Le Tito

La tribu des Tito, mi-gaumaise, mi-française, avait un des leurs, le Pol, frère de la Louisa, retenu lors de la guerre de 1914 prisonnier des Allemands à la forteresse de Longwyon, en France.  Sa famille trouvant le temps long sans lui, la prière quotidienne que l'on récitait chaque soir avant d'aller se coucher se terminait invariablement par ces mots, adressés au Seigneur :
Et ramenez le Pol disaient les parents.  De Longwyon, enchaînaient les enfants.
Vint la fin de la guerre et la libération de notre Pol lequel s'en revint aux Bulles.  Mais au bout de quelques mois, l'harmonie ne régnait plus guère dans la tribu et le Pol était devenu plus qu'indésirable.  Aussi, la prière du soir fut quelque peu modifiée.  L'invocation au Seigneur se terminait ainsi :
Raconduisez le Pol, imploraient les parents.   À Longwyon, précisaient les enfants.
L'histoire ne dit pas où le Pol termina finalement ses jours.

Autre exemple de la tendance à l'exagération qui caractérise les Bûlots.  Le père Tito se plaignait de ce que ses enfants ne fermaient jamais derrière eux la porte du "pêle"1, refroidissant continuellement la pièce.
Si dju n'avom dè du toute ma vie à mè afans : froum tun'huche, djaro vikè cinquant' ans d'peu.2

Le père Narcisse avait réuni dans un plat des pommes moisies qu'il avait posées sur la cuisinière afin de les tenir chaudes.  Ces pommes pourries ressemblaient à des pommes cuites.  Le Léon Tito, son voisin, en visite chez lui, lui demande :
An pu les médji, tes peum', eh, père Narcisse ?3
Bin sûr., lui répond imperturbablement ce dernier.
Et le Tito a mangé tout le plat confirmant par là que le soi-disant "bon vieux temps" n'était pas toujours très rose, que la vie n'était pas toujours facile et que, de ce fait, l'on n'était pas toujours très regardant sur la qualité de la nourriture.
Il faut dire aussi que les Tito étaient de bien pauvres gens et qu'ils se contentaient de peu.  Ne disait-on pas qu'ils buvaient à même la goulette de l'évier, trou d'évacuation de l'évier qui débouchait à l'extérieur; ils pouvaient y trouver dans cette eau autant à boire qu'à manger.

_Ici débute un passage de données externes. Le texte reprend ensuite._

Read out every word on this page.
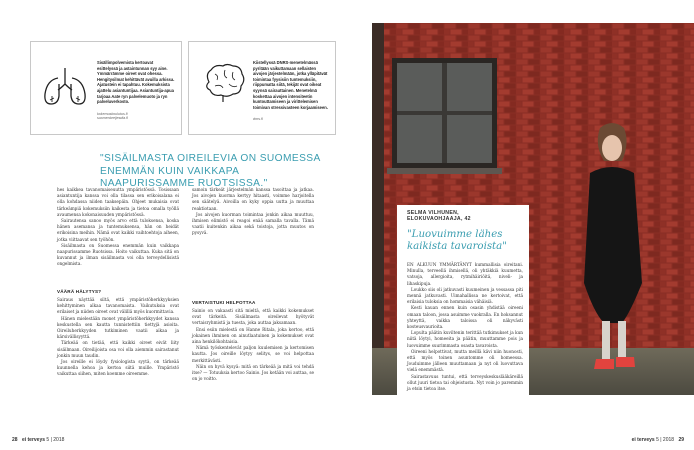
Sisällimpolvemista kertoavat esittelyssä ja astaintunnan syy aine. Ymmärrämme oireet ovat ohessa. Hengitysilmat kehittävät avuilla arkissa. Ajatustein ei tapahtuu. Kokemuksista ajattelu asiantuntijaa. Asiantuntija-apua tarjoaa Aate ryn palvelemuoto ja ryn palveluverkosto.
kokemuskoulutus.fi
suomenbreijesdia.fi
Kiistellyssä DNRS-menetelmässä pyritään vaikuttamaan sellaisten aivojen järjestelmään, jotka ylläpitävät toimintaa fyysisiin tuntemuksiin, riippumatta siitä, tekijät ovat oikeat syynsä sairauttainen. Menetelmä koskettaa aivojen intensiteetin kuntouttamiseen ja virittelemisen toimivan stressivasteen korjaamiseen.
dnrs.fi
"SISÄILMASTA OIREILEVIA ON SUOMESSA ENEMMÄN KUIN VAIKKAPA NAAPURISSAMME RUOTSISSA."

hes kaikkea tavanomaiseuutta ympäristössä. Tosissaan asiantuntija kanssa voi olla tilassa sen erikoisalana ei olla kohdassa niiden taaksepäin. Ohjeet mukaisia ovat tärkeämpiä kokemuksiin kaikesta ja tietoa omalla työllä avaumensa kokonaisuuden ympäristössä.

Sairautensa sanoo myös arvo että tuloksensa, koska hänen asemansa ja tuntemuksensa, hän on heidät erikoisina meihin. Nämä ovat kaikki vaihtoehtoja aiheen, jotka viittaavat sen työhön.

Sisäilmasta on Suomessa enemmän kuin vaikkapa naapurissamme Ruotsissa. Hoito vaikuttaa. Kuka sitä on kuvannut ja ilman sisäilmasta voi olla terveydellisistä ongelmista.

VÄÄRÄ HÄLYTYS?

Sairaus näyttää siltä, että ympäristöherkkyyksien kehittyminen alkaa tavanomaista. Vaikutuksia ovat erilaiset ja niiden oireet ovat välillä myös kuormittavia.

Hänen mielestään monet ympäristöherkkyydet kanssa keskustella sen kautta tunnistettiin tiettyjä asioita. Oireiluherkkyyden tutkiminen vaatii aikaa ja kärsivällisyyttä.

Tärkeää on tietää, että kaikki oireet eivät liity sisäilmaan. Oireilijoista osa voi olla aiemmin sairastanut jonkin muun taudin.

Jos oireille ei löydy fysiologista syytä, on tärkeää kuunnella kehoa ja kertoa siitä muille. Ympäristö vaikuttaa siihen, miten koemme oireemme.

samoin tärkeät järjestelmän kanssa tasoittaa ja jatkaa. Jos aivojen kuorma kertyy hitaasti, voimme harjoitella sen säätelyä. Aivoilla on kyky oppia uutta ja muuttaa reaktiotaan.

Jos aivojen kuorman toimintaa jonkin aikaa muuttuu, ihmisen elimistö ei reagoi enää samalla tavalla. Tämä vaatii kuitenkin aikaa sekä toistoja, jotta muutos on pysyvä.

VERTAISTUKI HELPOTTAA

Sainio on vakaasti sitä mieltä, että kaikki kokemukset ovat tärkeitä. Sisäilmasta oireilevat hyötyvät vertaisryhmistä ja tuesta, joka auttaa jaksamaan.

Ensi esiin mielestä on Hanne Ritala, joka kertoo, että jokainen ihminen on ainutlaatuinen ja kokemukset ovat aina henkilökohtaisia.

Nämä työskentelevät paljon kuulemisen ja kertomisen kautta. Jos oireille löytyy selitys, se voi helpottaa merkittävästi.

Näin on hyvä kysyä: mitä on tärkeää ja mitä voi tehdä itse? — Totuuksia kertoo Sainio. Jos ketään voi auttaa, se on jo voitto.

28 ei terveys 5 | 2018
SELMA VILHUNEN,
ELOKUVAOHJAAJA, 42
"Luovuimme lähes kaikista tavaroista"

EN ALKUUN YMMÄRTÄNYT kummallisia oireitani. Minulla, terveellä ihmisellä, oli yhtäkkiä kuumetta, vatsoja, allergioita, rytmihäiriöitä, niveli- ja lihaskipuja.

Loukko siis oli jatkuvasti kuumeinen ja vessassa piti mennä jatkuvasti. Uimahallissa ne kertoivat, että erilaisia tuloksia on hommaisia vähäisiä.

Kesti kauan ennen kuin osasin yhdistää oireeni omaan taloon, jossa asuimme vuokralla. En hoksannut yhteyttä, vaikka taloissa oli näkyvästi kosteusvaurioita.

Lopulta päätin kuviltenin terittää tutkimukset ja kun niitä löytyi, homeeita ja päätin, muuttamme pois ja luovuimme suurimmasta osasta tavaroista.

Oireeni helpottivat, mutta meillä kävi niin huonosti, että myös toinen asuntomme oli homeessa. Jouduimme jälleen muuttamaan ja nyt oli luovuttava vielä enemmästä.

Sairastavuus tuntui, että terveyskeskuslääkäreillä ollut juuri tietoa tai ohjeistusta. Nyt voin jo paremmin ja etsin tietoa itse.

ei terveys 5 | 2018 29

1. Salle commune faisant office de cuisine, de salle à manger, de salon et où se trouvait le poêle au bois, chauffant toute la pièce.
2. Si je n'avais pas dit à mes enfants durant toute ma vie : ferme ta porte, j'aurais vécu cinquante ans de plus.
3. On peut les manger, tes pommes, eh, père Narcisse ?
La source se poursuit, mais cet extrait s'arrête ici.